Cishek made his major league debut with the Marlins near the end of the 2010 campaign, striking out three in 4.1 innings over three appearances while allowing only one hit. The following year, he went 2-1 over 45 appearances, with a 2.63 ERA, a 1.171 WHIP, and 55 strikeouts in 54.2 innings. He also collected his first three major league saves. On September 4th, he pitched a scoreless 11th and 12th innings of a 14-inning, 5-4 win over the Philadelphia Phillies. He continued his extra-inning heroics 13 days later, pitching a scoreless 10th and 11th in a 4-1, 13-inning victory over the Washington Nationals.
In 2012, the Marlins changed their moniker from Florida to Miami, but Cishek stayed on with the team. He posted a 5-2 record over 68 games, with a 2.69 ERA, a 1.304 WHIP, and 68 whiffs in 63.2 innings. His 9.6 K’s per nine and his 7.6 hits per nine allowed led the team. Midway through the campaign, he inherited the closer role from underperforming offseason acquisition Heath Bell, and saved 15 games for the Marlins down the stretch. On May 2nd, he earned his third win of the season when he struck out three over two innings of a 3-2 10-inning win against the San Francisco Giants. Two days later, he earned his fourth win when he struck out three Padres over three innings, pitching the 10th through the 12th in a 9-8 win over San Diego.
In 2013, Cishek was one of four qualifying Marlins to average over a strikeout per inning (9.6), along with Jose Fernandez (9.7), A.J. Ramos (9.7), and Mike Dunn (9.6). In 69 games, he posted a 4-6 record with a 2.33 ERA, a team-second 1.077 WHIP, and 74 K’s in 69.2 innings. He also saved 34 games for the Marlins.
Cishek continued to display his steady dependability for the Marlins in 2014, going 4-5 with a 3.17 ERA over 67 games. He had a 1.209 WHIP and 84 strikeouts in 65.1 innings, an 11.6 K per 9 rate. He again joined Jose Fernandez (12.2), Mike Dunn (10.6), and A.J. Ramos (10.3), along with Chris Hatcher (9.6) all performing at a level above a strikeout per inning. Cishek successfully saved a career high 39 games for the Marlins that season.

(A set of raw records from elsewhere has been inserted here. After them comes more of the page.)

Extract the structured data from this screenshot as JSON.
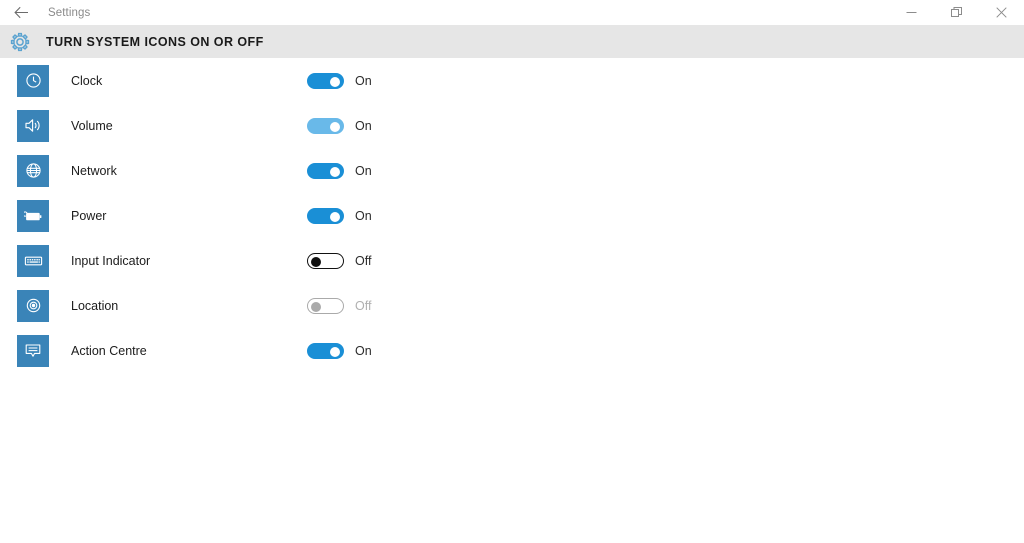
{
  "titlebar": {
    "back_icon": "back-arrow-icon",
    "app_title": "Settings",
    "controls": {
      "minimize": "minimize-icon",
      "maximize": "restore-icon",
      "close": "close-icon"
    }
  },
  "header": {
    "gear_icon": "gear-icon",
    "page_title": "TURN SYSTEM ICONS ON OR OFF"
  },
  "colors": {
    "tile_blue": "#3a84b8",
    "toggle_on": "#1a8fd6",
    "toggle_on_hover": "#69b9e9",
    "header_band": "#e6e6e6",
    "gear_blue": "#5ba3d0"
  },
  "rows": [
    {
      "icon": "clock-icon",
      "label": "Clock",
      "state": "On",
      "toggle": "on"
    },
    {
      "icon": "volume-icon",
      "label": "Volume",
      "state": "On",
      "toggle": "on-hover"
    },
    {
      "icon": "network-globe-icon",
      "label": "Network",
      "state": "On",
      "toggle": "on"
    },
    {
      "icon": "battery-icon",
      "label": "Power",
      "state": "On",
      "toggle": "on"
    },
    {
      "icon": "keyboard-icon",
      "label": "Input Indicator",
      "state": "Off",
      "toggle": "off"
    },
    {
      "icon": "location-icon",
      "label": "Location",
      "state": "Off",
      "toggle": "disabled"
    },
    {
      "icon": "action-centre-icon",
      "label": "Action Centre",
      "state": "On",
      "toggle": "on"
    }
  ]
}
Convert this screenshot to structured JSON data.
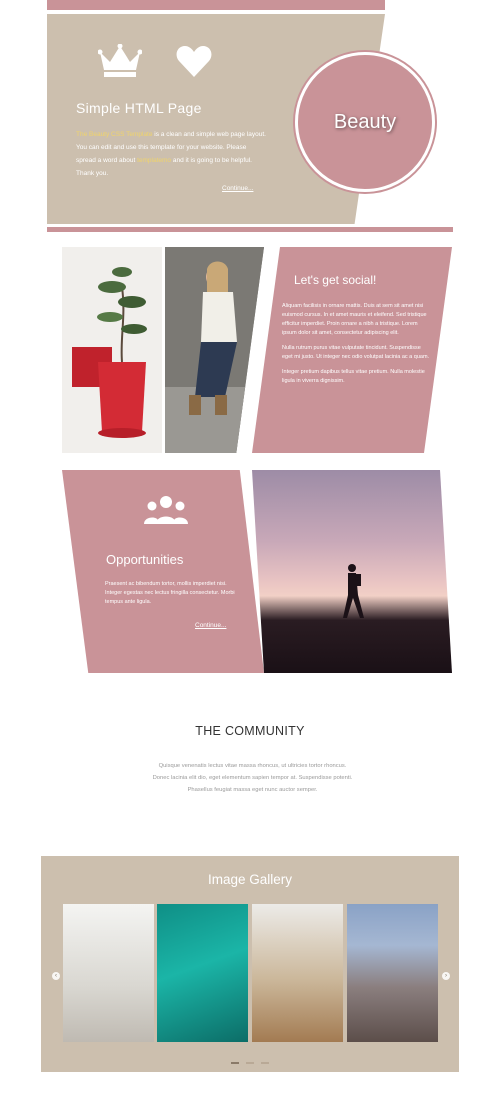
{
  "colors": {
    "accent_pink": "#c99398",
    "beige": "#ccbfae",
    "highlight": "#f0d46b"
  },
  "hero": {
    "icons": [
      "crown-icon",
      "heart-icon"
    ],
    "title": "Simple HTML Page",
    "text_highlight_1": "The Beauty CSS Template",
    "text_part_1": " is a clean and simple web page layout. You can edit and use this template for your website. Please spread a word about ",
    "text_highlight_2": "templatemo",
    "text_part_2": " and it is going to be helpful. Thank you.",
    "continue_label": "Continue...",
    "badge": "Beauty"
  },
  "social": {
    "title": "Let's get social!",
    "paragraphs": [
      "Aliquam facilisis in ornare mattis. Duis at sem sit amet nisi euismod cursus. In et amet mauris et eleifend. Sed tristique efficitur imperdiet. Proin ornare a nibh a tristique. Lorem ipsum dolor sit amet, consectetur adipiscing elit.",
      "Nulla rutrum purus vitae vulputate tincidunt. Suspendisse eget mi justo. Ut integer nec odio volutpat lacinia ac a quam.",
      "Integer pretium dapibus tellus vitae pretium. Nulla molestie ligula in viverra dignissim."
    ]
  },
  "opportunities": {
    "icon": "people-icon",
    "title": "Opportunities",
    "text": "Praesent ac bibendum tortor, mollis imperdiet nisi. Integer egestas nec lectus fringilla consectetur. Morbi tempus ante ligula.",
    "continue_label": "Continue..."
  },
  "community": {
    "title": "THE COMMUNITY",
    "text": "Quisque venenatis lectus vitae massa rhoncus, ut ultricies tortor rhoncus. Donec lacinia elit dio, eget elementum sapien tempor at. Suspendisse potenti. Phasellus feugiat massa eget nunc auctor semper."
  },
  "gallery": {
    "title": "Image Gallery",
    "images": [
      "alley-photo",
      "neon-pose-photo",
      "surfer-photo",
      "village-photo"
    ],
    "dots": 3,
    "active_dot": 1
  }
}
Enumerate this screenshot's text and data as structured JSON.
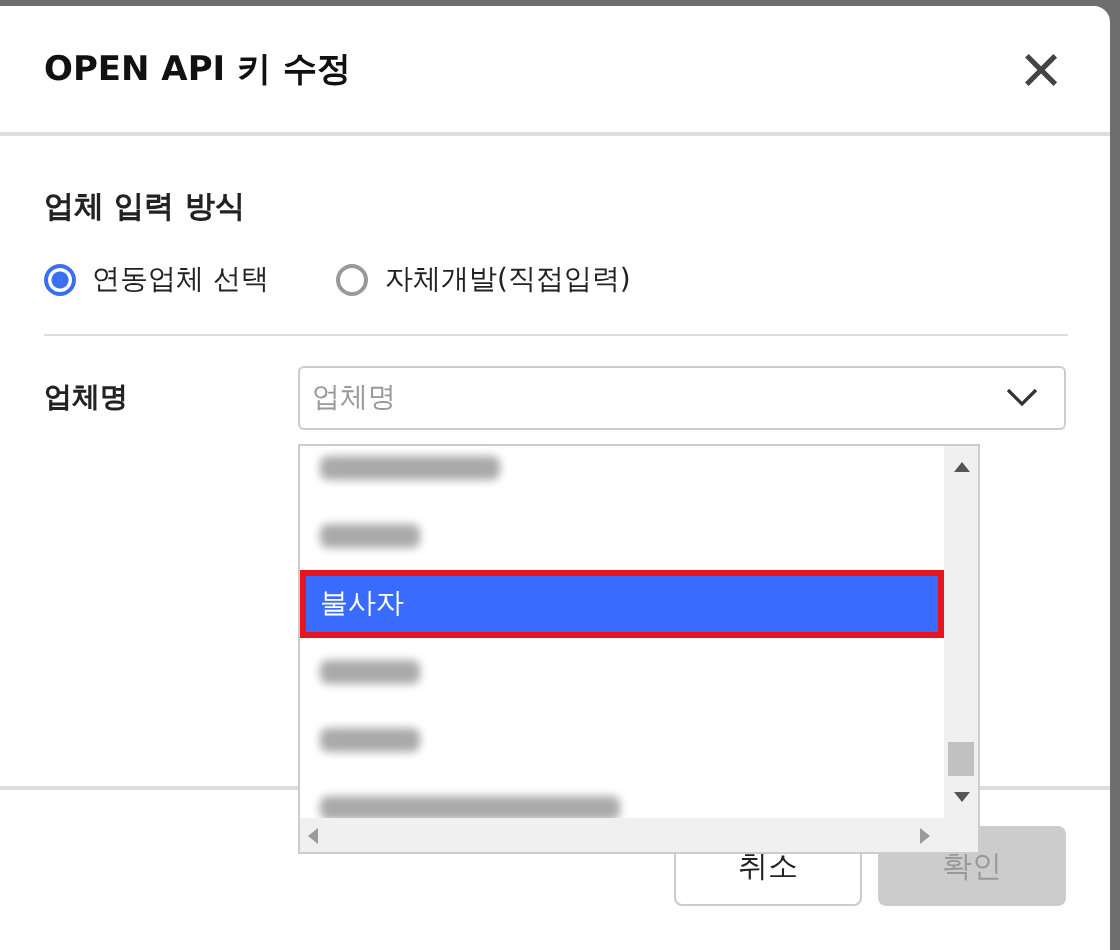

In 2015, Cishek lost the closer role to A.J. Ramos, but still pitched in 32 games for the Marlins. He went 2-6 with a 4.50 ERA, a 1.594 WHIP, and 28 K’s in 32.0 innings before the Marlins traded him to the St. Louis Cardinals for Kyle Barraclough. It seemed like a lousy trade then, but now seems like it was a good deal in hindsight. Cishek pitched in 27 games for the Cards, earning a 2.31 ERA and a 1.329 WHIP in 23.1 innings and striking out 20.
Cishek signed with the Seattle Mariners through free agency before the 2016 season, and went 4-6 with a 2.81 ERA and 25 saves last year. He earned a halcyon-day-like 1.016 WHIP and struck out 76 in 64.0 innings. The Mariners will pay him $6 million for his services in 2017.